The second, the Culler citation, appears in a paper he wrote for the Irvine conference, ‘Humanities Centres and the Reconfiguration of Knowledge’. The full citation is on pages 4-5: ‘A major goal of the humanities, it seems to me, ought to be the elimination of the social sciences, which consume valuable resources to little purpose.’ He goes on to state that the ‘more interesting aspects of social thought’ have been ‘taken over’ by ‘people working in humanities departments’, which may or may not be the case: the eliminees might wish to participate in that judgment. It also leaves the status of that ‘social thought’ – my real question – an open issue.
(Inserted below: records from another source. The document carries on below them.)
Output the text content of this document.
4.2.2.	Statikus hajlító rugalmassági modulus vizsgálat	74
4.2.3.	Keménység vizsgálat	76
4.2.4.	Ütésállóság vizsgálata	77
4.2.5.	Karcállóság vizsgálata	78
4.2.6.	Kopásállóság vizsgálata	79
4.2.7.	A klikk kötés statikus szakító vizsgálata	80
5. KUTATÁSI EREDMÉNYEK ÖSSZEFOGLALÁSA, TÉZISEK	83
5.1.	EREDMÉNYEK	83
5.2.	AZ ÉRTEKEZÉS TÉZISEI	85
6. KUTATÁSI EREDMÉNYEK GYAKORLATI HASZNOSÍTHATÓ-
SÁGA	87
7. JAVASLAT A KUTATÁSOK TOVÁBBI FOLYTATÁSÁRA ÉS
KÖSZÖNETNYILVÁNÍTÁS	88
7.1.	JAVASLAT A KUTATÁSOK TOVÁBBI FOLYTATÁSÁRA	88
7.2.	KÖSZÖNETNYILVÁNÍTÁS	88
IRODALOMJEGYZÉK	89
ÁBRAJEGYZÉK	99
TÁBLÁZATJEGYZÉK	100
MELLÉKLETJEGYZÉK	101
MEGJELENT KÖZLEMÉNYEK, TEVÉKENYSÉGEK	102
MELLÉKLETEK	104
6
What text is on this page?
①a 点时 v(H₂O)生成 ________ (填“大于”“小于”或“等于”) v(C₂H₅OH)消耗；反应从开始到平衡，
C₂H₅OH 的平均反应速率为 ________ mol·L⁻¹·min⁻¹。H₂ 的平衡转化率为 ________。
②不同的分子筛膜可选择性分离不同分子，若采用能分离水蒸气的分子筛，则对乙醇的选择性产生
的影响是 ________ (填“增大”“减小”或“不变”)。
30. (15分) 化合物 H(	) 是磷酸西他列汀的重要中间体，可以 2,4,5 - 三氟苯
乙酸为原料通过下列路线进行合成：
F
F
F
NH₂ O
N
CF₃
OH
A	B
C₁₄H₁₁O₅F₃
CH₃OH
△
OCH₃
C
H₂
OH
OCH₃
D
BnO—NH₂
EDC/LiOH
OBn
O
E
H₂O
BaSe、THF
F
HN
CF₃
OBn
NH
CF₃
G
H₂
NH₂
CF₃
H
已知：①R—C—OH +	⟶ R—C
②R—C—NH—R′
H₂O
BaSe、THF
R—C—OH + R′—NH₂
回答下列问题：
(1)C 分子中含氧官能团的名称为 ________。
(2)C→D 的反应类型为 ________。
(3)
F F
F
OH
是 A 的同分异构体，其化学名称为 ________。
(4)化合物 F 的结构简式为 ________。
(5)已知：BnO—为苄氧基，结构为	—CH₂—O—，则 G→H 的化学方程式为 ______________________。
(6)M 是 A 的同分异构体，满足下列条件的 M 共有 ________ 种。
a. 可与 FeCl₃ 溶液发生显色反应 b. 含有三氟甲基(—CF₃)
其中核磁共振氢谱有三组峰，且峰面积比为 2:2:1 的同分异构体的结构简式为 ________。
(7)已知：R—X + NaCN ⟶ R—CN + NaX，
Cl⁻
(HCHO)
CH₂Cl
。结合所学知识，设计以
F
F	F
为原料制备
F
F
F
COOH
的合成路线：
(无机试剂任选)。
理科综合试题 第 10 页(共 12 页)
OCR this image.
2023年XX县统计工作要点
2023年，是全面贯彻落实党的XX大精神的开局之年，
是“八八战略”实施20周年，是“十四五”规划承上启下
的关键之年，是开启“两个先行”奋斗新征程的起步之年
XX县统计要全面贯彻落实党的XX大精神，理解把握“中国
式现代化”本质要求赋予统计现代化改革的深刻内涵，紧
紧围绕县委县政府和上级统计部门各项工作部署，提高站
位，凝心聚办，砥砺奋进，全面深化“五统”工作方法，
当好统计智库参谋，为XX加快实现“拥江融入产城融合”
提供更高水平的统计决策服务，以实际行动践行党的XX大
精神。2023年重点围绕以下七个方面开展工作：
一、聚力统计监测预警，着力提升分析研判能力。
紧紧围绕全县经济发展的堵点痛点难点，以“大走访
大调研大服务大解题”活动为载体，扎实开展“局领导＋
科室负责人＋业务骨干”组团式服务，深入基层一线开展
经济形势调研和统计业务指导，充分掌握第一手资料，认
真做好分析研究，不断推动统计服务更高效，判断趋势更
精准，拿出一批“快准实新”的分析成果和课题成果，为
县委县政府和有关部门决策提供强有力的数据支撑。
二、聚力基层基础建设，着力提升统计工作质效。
Finally, Professor Derrida’s comments were tape-recorded and hopefully could be reconstructed competently. I was aware that they referred to his role in constituting the fine institution that the Collège is; I was not aware that he made a sharp distinction between that activity and his writing and thought.
In the end, I found Professor Derrida’s last sentence obscure, and have discovered three ways to read it. The first, intoned as ‘I will answer, not her,’ has him taking the task of answering the question out of my incompetent hands. The second, intoned ‘I will answer: not her,’ has him saying that he will come forth and respond but will not address the response to me, the direct object of the verb. The third, which is presumably what he expected to mean, ‘I will answer: not her,’ is that we cannot believe ‘J.F. MacCannell’.